The Share Purchase Agreement contains an agreed estimated NTA (“Estimated NTA” of $4.2 million ....
So if I understand this correctly we are selling EMC for $4.2m. But $4m of that is cash and equivalents, so we're basically giving them EMC for close to nothing. The $5.8m I mentioned above is based on TAG shares being worth 10c, and the current 7.5c share price, far less than 10c, is still above TAG's 6c share price prior to the announcement of the sale, so I suspect we will see TAG shares continue to fall back to around 6c (which is 1c more than the 5c price the independent expert (IE) estimates TAG's NTA will be worth after the merger). If that happens our TAG shares will be worth only 58.5m x 6c = $3.5 million, less than the $4m cash and equivalents that EMC carried.

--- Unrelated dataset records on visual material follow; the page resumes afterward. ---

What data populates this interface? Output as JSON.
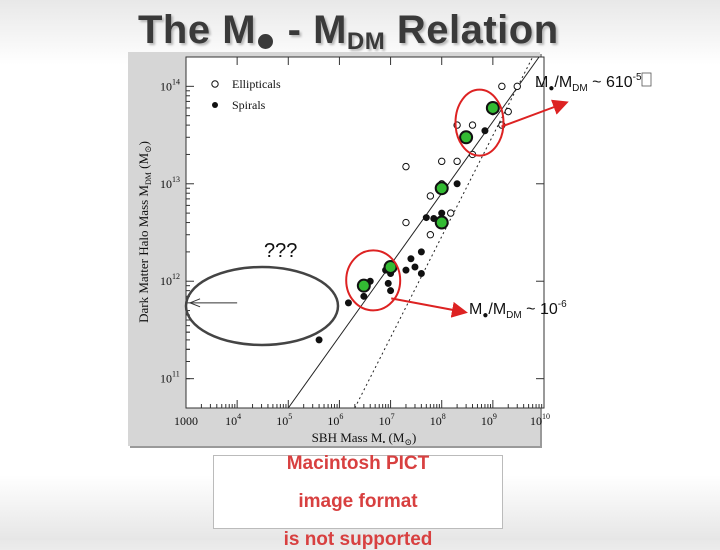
{
  "slide": {
    "title_prefix": "The M",
    "title_middle": " - M",
    "title_sub": "DM",
    "title_suffix": " Relation"
  },
  "annotations": {
    "upper_ratio_prefix": "M",
    "upper_ratio_mid": "/M",
    "upper_ratio_sub": "DM",
    "upper_ratio_value": " ~ 6",
    "upper_ratio_missing_glyph": "",
    "upper_ratio_base": "10",
    "upper_ratio_exp": "-5",
    "lower_ratio_prefix": "M",
    "lower_ratio_mid": "/M",
    "lower_ratio_sub": "DM",
    "lower_ratio_value": " ~ 10",
    "lower_ratio_exp": "-6",
    "question": "???"
  },
  "colors": {
    "highlight_fill": "#33bb33",
    "callout_red": "#dd2222",
    "ellipse_dark": "#444444"
  },
  "placeholder": {
    "line1": "Macintosh PICT",
    "line2": "image format",
    "line3": "is not supported"
  },
  "chart_data": {
    "type": "scatter",
    "x_scale": "log",
    "y_scale": "log",
    "xlim": [
      1000,
      10000000000
    ],
    "ylim": [
      50000000000,
      200000000000000
    ],
    "xlabel": "SBH Mass",
    "xlabel_symbol": "M",
    "xlabel_unit": "(M",
    "ylabel": "Dark Matter Halo Mass",
    "ylabel_symbol": "M",
    "ylabel_sub": "DM",
    "ylabel_unit": "(M",
    "x_ticks": [
      {
        "value": 1000,
        "label": "1000"
      },
      {
        "value": 10000,
        "base": "10",
        "exp": "4"
      },
      {
        "value": 100000,
        "base": "10",
        "exp": "5"
      },
      {
        "value": 1000000,
        "base": "10",
        "exp": "6"
      },
      {
        "value": 10000000,
        "base": "10",
        "exp": "7"
      },
      {
        "value": 100000000,
        "base": "10",
        "exp": "8"
      },
      {
        "value": 1000000000,
        "base": "10",
        "exp": "9"
      },
      {
        "value": 10000000000,
        "base": "10",
        "exp": "10"
      }
    ],
    "y_ticks": [
      {
        "value": 100000000000,
        "base": "10",
        "exp": "11"
      },
      {
        "value": 1000000000000,
        "base": "10",
        "exp": "12"
      },
      {
        "value": 10000000000000,
        "base": "10",
        "exp": "13"
      },
      {
        "value": 100000000000000,
        "base": "10",
        "exp": "14"
      }
    ],
    "legend": {
      "placement": "top-left",
      "entries": [
        {
          "name": "Ellipticals",
          "marker": "open-circle"
        },
        {
          "name": "Spirals",
          "marker": "filled-circle"
        }
      ]
    },
    "series": [
      {
        "name": "Ellipticals",
        "marker": "open-circle",
        "points": [
          {
            "x": 200000000,
            "y": 40000000000000
          },
          {
            "x": 400000000,
            "y": 40000000000000
          },
          {
            "x": 1500000000,
            "y": 100000000000000
          },
          {
            "x": 3000000000,
            "y": 100000000000000
          },
          {
            "x": 1000000000,
            "y": 55000000000000
          },
          {
            "x": 2000000000,
            "y": 55000000000000
          },
          {
            "x": 1500000000,
            "y": 40000000000000
          },
          {
            "x": 100000000,
            "y": 17000000000000
          },
          {
            "x": 200000000,
            "y": 17000000000000
          },
          {
            "x": 400000000,
            "y": 20000000000000
          },
          {
            "x": 20000000,
            "y": 15000000000000
          },
          {
            "x": 100000000,
            "y": 10000000000000
          },
          {
            "x": 60000000,
            "y": 7500000000000
          },
          {
            "x": 150000000,
            "y": 5000000000000
          },
          {
            "x": 20000000,
            "y": 4000000000000
          },
          {
            "x": 60000000,
            "y": 3000000000000
          }
        ]
      },
      {
        "name": "Spirals",
        "marker": "filled-circle",
        "points": [
          {
            "x": 200000000,
            "y": 10000000000000
          },
          {
            "x": 700000000,
            "y": 35000000000000
          },
          {
            "x": 100000000,
            "y": 5000000000000
          },
          {
            "x": 70000000,
            "y": 4400000000000
          },
          {
            "x": 50000000,
            "y": 4500000000000
          },
          {
            "x": 40000000,
            "y": 2000000000000
          },
          {
            "x": 25000000,
            "y": 1700000000000
          },
          {
            "x": 30000000,
            "y": 1400000000000
          },
          {
            "x": 8000000,
            "y": 1300000000000
          },
          {
            "x": 10000000,
            "y": 1200000000000
          },
          {
            "x": 9000000,
            "y": 950000000000
          },
          {
            "x": 4000000,
            "y": 1000000000000
          },
          {
            "x": 10000000,
            "y": 800000000000
          },
          {
            "x": 20000000,
            "y": 1300000000000
          },
          {
            "x": 40000000,
            "y": 1200000000000
          },
          {
            "x": 3000000,
            "y": 700000000000
          },
          {
            "x": 1500000,
            "y": 600000000000
          },
          {
            "x": 400000,
            "y": 250000000000
          }
        ]
      }
    ],
    "highlighted": [
      {
        "x": 1000000000,
        "y": 60000000000000
      },
      {
        "x": 300000000,
        "y": 30000000000000
      },
      {
        "x": 100000000,
        "y": 9000000000000
      },
      {
        "x": 100000000,
        "y": 4000000000000
      },
      {
        "x": 10000000,
        "y": 1400000000000
      },
      {
        "x": 3000000,
        "y": 900000000000
      }
    ],
    "fit_lines": [
      {
        "style": "solid",
        "points": [
          {
            "x": 100000,
            "y": 50000000000
          },
          {
            "x": 8000000000,
            "y": 200000000000000
          }
        ]
      },
      {
        "style": "dotted",
        "points": [
          {
            "x": 2000000,
            "y": 50000000000
          },
          {
            "x": 6000000000,
            "y": 200000000000000
          }
        ]
      }
    ],
    "arrow": {
      "x_tail": 10000,
      "x_head": 1200,
      "y": 600000000000
    }
  }
}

A cynic could say that the TAG share price was probably pumped to 10c to allow the independent expert (IE) to conclude that the sale is "fair and reasonable". The IE actually calculated the probable worth of TAG shares after the merger to be 5.0 cents NTA (and 4 cents prior to the merger announcement). But then, because the shares temporarily rocketed over 8 cents after the announcement of the merger, the IE used that as a reason to bump up the estimated range of worth of TAG shares to between 5 to 8c.
Continuing the above quote:
... with cash required to be paid by Carnegie in the event actual NTA is lower than Estimated NTA.
So if EMC's NTA at the time of the transaction falls below $4.2m, CCE are on the hook to top-up the difference.
That's my interpretation of some of the merger financials. I hope someone with a better understanding of financials can comment.